A survey of 818 data intelligence, analytics, and infrastructure decision makers conducted by the Futurum Group finds there has been a shift in the objectives teams are prioritizing that focuses more on driving new business opportunities, meeting financial goals and completing projects.
At the same time, there appears to have been a decline in building artificial intelligence (AI) capabilities and efforts to ensure data is trusted. Building AI capabilities (24%) and increasing trust in data (18%) are still the top objectives, but each declined 6% and 7%, respectively, in the past six months.

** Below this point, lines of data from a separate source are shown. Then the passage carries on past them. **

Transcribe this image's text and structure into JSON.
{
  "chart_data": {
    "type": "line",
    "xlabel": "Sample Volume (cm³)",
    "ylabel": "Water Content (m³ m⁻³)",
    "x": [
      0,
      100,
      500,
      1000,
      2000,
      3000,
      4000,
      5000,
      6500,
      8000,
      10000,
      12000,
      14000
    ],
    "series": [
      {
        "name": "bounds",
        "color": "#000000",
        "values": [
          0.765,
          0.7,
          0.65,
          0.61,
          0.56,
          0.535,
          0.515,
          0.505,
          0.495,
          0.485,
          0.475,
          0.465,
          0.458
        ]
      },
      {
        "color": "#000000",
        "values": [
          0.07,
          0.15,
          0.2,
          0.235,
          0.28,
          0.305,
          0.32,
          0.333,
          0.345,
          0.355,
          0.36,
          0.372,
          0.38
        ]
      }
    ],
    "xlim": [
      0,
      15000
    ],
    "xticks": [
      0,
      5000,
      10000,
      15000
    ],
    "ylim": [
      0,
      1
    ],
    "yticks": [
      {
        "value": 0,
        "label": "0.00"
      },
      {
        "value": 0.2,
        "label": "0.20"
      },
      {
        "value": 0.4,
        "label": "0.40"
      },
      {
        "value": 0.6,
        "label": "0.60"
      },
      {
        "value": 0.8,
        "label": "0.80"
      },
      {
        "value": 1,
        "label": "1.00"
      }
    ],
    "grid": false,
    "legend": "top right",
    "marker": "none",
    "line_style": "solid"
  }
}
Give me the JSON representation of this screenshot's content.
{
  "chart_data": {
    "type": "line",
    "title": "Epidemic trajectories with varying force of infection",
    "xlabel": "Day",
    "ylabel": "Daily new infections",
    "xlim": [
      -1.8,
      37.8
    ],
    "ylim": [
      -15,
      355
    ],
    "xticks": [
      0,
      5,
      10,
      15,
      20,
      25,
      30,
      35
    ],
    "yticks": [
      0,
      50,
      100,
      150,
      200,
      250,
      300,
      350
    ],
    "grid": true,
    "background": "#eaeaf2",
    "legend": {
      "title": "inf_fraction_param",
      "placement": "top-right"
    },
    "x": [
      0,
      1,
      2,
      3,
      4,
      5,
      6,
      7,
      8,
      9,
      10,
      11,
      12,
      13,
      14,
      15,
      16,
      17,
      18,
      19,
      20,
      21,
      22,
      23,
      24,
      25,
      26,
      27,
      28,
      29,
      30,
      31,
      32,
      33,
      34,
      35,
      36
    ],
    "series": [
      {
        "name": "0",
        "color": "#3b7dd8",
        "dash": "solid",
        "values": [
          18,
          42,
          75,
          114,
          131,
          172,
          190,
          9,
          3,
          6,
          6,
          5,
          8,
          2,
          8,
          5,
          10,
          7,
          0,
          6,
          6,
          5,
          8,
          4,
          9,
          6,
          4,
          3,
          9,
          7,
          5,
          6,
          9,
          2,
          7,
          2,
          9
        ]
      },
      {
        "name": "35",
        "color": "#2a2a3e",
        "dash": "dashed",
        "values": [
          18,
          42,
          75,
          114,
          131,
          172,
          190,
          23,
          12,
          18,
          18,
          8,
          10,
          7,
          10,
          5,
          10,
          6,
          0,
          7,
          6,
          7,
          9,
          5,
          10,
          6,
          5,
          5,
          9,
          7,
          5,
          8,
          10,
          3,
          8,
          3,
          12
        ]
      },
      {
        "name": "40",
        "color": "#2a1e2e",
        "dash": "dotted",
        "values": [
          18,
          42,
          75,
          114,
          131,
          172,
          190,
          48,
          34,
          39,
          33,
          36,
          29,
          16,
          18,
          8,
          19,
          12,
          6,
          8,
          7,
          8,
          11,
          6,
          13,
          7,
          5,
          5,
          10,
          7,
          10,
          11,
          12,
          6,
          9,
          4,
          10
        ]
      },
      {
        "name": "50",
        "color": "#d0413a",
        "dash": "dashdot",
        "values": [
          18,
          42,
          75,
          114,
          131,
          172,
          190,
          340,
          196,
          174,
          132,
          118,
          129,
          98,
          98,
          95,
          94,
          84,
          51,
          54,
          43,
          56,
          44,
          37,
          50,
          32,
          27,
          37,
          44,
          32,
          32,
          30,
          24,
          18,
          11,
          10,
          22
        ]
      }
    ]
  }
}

In comparison, there has been a 5% increase in the number of survey respondents (17%) who cited driving new business opportunities as their most important business objective, followed by meeting financial goals (15%) and completing projects (13%).
The survey suggests the pendulum is now swinging from aspirational architecture to pragmatic delivery, says Brad Simmins, vice president and practice lead for data intelligence, analytics, and infrastructure at the Futurum Group. For example, trust is no longer being funded as its own independent project. Instead, governance is being forced to embed directly into active delivery pipelines, he added.
Overall, business unit leaders, rather than centralized IT, are steering the ship now, noted Simmins. They care about velocity, uptime, and monetizing data assets right now as data teams morph into profit centers, he noted. “Their metric for success is ‘what did we ship this quarter?’ instead of, ‘gosh, look how elegant our data model is,’” says Simmins.
In general, AI is still at the center of most new business and technology initiatives, but it’s also clear that organizations are finding it challenging to incorporate AI into existing workflows. Much of that challenge stems from a lack of data governance frameworks needed to incorporate probabilistic AI technologies into what are often deterministic business workflows that require tasks to be completed the same way each time. Many of those workflows may also need to be re-engineered altogether because they were initially designed for humans rather than AI agents.
Finally, organizations are increasingly experimenting with agentic AI workflows that will be used to realize new business opportunities, while at the same time trying to ensure they remain competitive as AI increasingly becomes a new set of table stakes required to remain relevant.
Regardless of motivation, pressure to realize a return on AI investment is running high as the cost of implementing AI at scale becomes more apparent. While there may not be as much anxiety about the fear of missing out should rivals incorporate AI into workflows faster, there is increased focus on identifying a smaller number of AI initiatives that will deliver business value sooner rather than later. As a result, there is now more focus on both improving the quality of the data needed to drive those initiatives and the controls needed to ensure that AI agents don’t exceed the scope of the mission assigned. After all, it may only take one AI agent to create an incident that negates any of the business value that might otherwise have been derived.
At this juncture, it’s not so much a question of whether to use AI, but rather which initiatives enable an organization to simply remain competitive versus the ones that provide a true competitive advantage that can be quickly realized.